CFO Steffan Tomlinson credited the higher win rates in the market to the growing Palo Alto team, distribution and reseller networks as well as increasing brand recognition in the security market.

"Competitive win rates are very high. We continue to take share from all of the legacy providers that are out there," Tomlinson said. "We win a very high amount of the time. If it's not obvious, that's showing though the results."

For the full third quarter, Palo Alto reported sales of $234.2 million for the quarter, which ended April 30, up 55 percent over the year before. Net loss for the quarter was $45.9 million, compared with a loss of $146.6 million in the third quarter last year.

McLaughlin said the company has continued to see a "strong" overall demand for its security solutions. The company added 1,500 new customers in the quarter, bringing its total customer base to 24,000.

"Security continues to be a top priority on a global basis and security spending remains strong. Our results demonstrate our market leadership with growth that significantly outpaces the market. We are achieving these results quarter after quarter because our customers and our prospects are reacting favorably to our philosophy, strategy and platform," McLaughlin said.
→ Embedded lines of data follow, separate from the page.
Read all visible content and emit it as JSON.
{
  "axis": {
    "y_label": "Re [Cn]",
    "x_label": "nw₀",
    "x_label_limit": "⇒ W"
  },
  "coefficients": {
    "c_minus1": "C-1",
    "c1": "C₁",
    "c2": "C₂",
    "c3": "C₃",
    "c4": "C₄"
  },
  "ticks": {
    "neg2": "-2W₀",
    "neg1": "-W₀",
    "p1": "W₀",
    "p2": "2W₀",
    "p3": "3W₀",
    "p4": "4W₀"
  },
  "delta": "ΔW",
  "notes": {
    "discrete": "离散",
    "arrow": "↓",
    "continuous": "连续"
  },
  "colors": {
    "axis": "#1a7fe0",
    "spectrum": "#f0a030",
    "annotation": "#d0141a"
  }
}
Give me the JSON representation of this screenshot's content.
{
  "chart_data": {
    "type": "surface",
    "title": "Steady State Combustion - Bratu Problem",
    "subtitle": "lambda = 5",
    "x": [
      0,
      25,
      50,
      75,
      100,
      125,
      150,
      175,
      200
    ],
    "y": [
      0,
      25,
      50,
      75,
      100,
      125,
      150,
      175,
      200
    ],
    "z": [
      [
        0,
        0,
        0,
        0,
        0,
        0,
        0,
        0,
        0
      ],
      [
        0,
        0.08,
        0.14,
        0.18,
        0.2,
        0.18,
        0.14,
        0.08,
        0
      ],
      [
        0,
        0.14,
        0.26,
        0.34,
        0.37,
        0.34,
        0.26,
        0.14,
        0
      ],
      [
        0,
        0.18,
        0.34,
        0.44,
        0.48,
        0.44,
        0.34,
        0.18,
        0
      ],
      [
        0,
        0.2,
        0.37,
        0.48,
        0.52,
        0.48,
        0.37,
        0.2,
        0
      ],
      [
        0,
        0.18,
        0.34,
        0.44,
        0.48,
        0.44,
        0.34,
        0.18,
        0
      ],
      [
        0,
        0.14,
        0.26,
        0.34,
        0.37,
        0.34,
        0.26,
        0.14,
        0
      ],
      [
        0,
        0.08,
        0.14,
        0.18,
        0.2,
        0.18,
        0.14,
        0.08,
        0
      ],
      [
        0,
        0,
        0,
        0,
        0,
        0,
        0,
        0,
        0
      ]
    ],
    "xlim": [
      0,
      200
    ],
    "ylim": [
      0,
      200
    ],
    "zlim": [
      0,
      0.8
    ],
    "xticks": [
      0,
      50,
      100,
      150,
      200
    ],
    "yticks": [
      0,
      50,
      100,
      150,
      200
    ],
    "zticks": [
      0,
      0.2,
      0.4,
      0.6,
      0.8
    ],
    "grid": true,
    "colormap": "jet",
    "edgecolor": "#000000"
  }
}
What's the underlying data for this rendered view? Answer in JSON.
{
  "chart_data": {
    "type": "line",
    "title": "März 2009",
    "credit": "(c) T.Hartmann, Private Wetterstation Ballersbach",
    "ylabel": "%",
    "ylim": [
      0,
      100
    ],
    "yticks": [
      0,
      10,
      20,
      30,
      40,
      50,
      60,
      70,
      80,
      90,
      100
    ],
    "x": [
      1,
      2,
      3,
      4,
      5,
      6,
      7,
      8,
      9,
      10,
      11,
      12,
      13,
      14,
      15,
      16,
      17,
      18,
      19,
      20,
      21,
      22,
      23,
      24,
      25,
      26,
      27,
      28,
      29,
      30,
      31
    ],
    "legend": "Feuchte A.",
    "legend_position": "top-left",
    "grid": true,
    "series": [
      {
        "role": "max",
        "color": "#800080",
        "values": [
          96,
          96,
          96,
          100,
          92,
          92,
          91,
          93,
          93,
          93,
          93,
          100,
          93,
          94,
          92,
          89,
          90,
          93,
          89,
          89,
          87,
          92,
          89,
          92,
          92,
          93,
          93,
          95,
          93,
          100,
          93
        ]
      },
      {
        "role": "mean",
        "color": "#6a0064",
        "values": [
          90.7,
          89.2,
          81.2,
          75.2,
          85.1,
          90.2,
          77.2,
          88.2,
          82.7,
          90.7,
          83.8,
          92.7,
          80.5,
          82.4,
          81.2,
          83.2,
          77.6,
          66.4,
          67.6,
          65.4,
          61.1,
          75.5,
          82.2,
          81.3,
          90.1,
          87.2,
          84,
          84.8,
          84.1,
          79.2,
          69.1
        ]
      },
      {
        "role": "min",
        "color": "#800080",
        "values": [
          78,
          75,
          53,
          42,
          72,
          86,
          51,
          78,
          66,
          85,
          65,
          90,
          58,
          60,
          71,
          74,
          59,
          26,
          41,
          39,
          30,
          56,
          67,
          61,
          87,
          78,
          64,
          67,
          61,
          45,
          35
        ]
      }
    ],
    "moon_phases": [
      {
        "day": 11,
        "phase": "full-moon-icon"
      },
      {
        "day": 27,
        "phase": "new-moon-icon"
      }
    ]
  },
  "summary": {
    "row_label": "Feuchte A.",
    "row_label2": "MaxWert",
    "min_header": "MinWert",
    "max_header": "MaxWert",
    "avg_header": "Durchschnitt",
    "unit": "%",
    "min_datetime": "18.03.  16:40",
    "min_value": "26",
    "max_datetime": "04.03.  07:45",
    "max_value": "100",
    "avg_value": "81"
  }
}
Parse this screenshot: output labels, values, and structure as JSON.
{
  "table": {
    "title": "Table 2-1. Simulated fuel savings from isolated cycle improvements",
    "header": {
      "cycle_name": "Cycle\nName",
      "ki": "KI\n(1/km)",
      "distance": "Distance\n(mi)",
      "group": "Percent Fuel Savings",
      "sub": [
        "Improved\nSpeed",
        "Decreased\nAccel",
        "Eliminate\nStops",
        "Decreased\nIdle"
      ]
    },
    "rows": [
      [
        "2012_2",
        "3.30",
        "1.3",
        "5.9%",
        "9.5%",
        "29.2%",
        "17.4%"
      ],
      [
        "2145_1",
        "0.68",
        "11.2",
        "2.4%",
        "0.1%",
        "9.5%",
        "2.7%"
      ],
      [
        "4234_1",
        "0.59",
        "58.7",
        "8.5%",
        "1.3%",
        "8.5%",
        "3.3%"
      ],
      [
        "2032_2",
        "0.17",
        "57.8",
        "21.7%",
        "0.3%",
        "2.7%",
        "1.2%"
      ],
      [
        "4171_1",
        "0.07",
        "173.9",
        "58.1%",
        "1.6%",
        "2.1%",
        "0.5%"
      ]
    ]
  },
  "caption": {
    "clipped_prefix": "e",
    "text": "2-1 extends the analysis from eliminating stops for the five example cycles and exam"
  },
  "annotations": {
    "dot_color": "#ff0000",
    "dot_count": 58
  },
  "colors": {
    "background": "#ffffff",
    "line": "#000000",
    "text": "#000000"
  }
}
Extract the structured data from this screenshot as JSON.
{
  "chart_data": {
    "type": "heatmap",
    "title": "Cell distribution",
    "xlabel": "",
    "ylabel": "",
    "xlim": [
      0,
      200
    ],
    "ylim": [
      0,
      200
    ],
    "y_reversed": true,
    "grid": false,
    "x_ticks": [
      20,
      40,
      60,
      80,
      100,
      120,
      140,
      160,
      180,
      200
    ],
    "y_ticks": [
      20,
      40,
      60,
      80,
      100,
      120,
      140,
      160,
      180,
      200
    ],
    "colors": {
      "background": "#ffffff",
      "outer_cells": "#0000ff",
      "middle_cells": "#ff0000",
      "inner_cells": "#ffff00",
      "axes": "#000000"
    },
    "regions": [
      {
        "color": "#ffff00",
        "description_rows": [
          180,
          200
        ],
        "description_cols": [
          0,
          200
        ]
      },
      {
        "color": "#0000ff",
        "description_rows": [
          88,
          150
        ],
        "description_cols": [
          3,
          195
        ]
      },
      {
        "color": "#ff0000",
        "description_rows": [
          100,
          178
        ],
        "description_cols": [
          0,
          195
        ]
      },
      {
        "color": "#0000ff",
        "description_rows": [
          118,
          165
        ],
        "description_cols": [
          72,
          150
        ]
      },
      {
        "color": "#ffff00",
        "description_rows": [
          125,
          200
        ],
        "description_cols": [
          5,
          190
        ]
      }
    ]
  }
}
McLaughlin also high-fived the company's service provider vertical, saying it was a "good vertical" and "growing very well for us," particularly around the company's PA-7050 data center firewall offering.

Palo Alto Networks predicted fourth-quarter revenues to be between $252 million and $256 million, which would be a growth of 41 percent to 44 percent year over year. The company predicted earnings per share to be between $0.24 and $0.25.